Pretoriuskop Rest Camp is the oldest camp in Kruger National Park, and the only one that contains non-indigenous plants. The colourful bougainvillaea and red flamboyants were planted by Harry Wolhuter, the first ranger in the Park.
Pretoriuskop was a stopover on the route from Lydenburg to Delagoa Bay (Maputo) by the transport riders of the 1800s.
Pretoriuskop gets its name from the Voortrekker, Willem Pretorius, who died here in 1845, and was buried by João Albasini. His grave can be seen after you enter the Park on the main Skukuza road (H1-1)
Travelers and transport riders used Pretoriuskop because of its altitude. Situated high above the malaria and tsetse-fly ridden lowveld, it was judged as a safe resting spot.
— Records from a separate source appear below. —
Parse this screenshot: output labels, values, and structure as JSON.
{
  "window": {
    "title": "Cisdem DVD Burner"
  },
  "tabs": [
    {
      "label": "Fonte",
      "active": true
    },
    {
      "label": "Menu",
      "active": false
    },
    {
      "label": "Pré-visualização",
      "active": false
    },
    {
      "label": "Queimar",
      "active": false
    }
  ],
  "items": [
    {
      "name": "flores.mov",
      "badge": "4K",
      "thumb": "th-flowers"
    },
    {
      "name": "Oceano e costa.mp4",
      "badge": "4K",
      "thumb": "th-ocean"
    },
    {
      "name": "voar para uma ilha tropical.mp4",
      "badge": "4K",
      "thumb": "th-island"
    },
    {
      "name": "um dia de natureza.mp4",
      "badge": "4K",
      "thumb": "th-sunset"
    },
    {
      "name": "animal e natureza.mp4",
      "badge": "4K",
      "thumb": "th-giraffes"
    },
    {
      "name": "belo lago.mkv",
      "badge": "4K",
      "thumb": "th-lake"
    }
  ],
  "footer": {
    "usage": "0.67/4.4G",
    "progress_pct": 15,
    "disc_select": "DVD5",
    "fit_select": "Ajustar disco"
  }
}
The nice temperatures of Pretoriuskop make it the ideal place to visit during the hot summer months, from October to March. Pretoriuskop is a child friendly camp with a large swimming pool. To the south of the camp is the mountain Manungu (689m), named after a local chief of the same name who ran a trading store and livestock camp.
As part of Albasini's retail network, Chief Manungu traded with transport riders and other travellers moving between the mining towns of the interior and Delegoa Bay. Further to the south-west is Legogote Mountain, which stands on Kruger Park's border. It has been used as a navigational landmark by people who traversed this territory for over thousands of years.
The San (Bushmen) rock art paintings in this area show how the San lived and hunted here long before the first black and white migrants.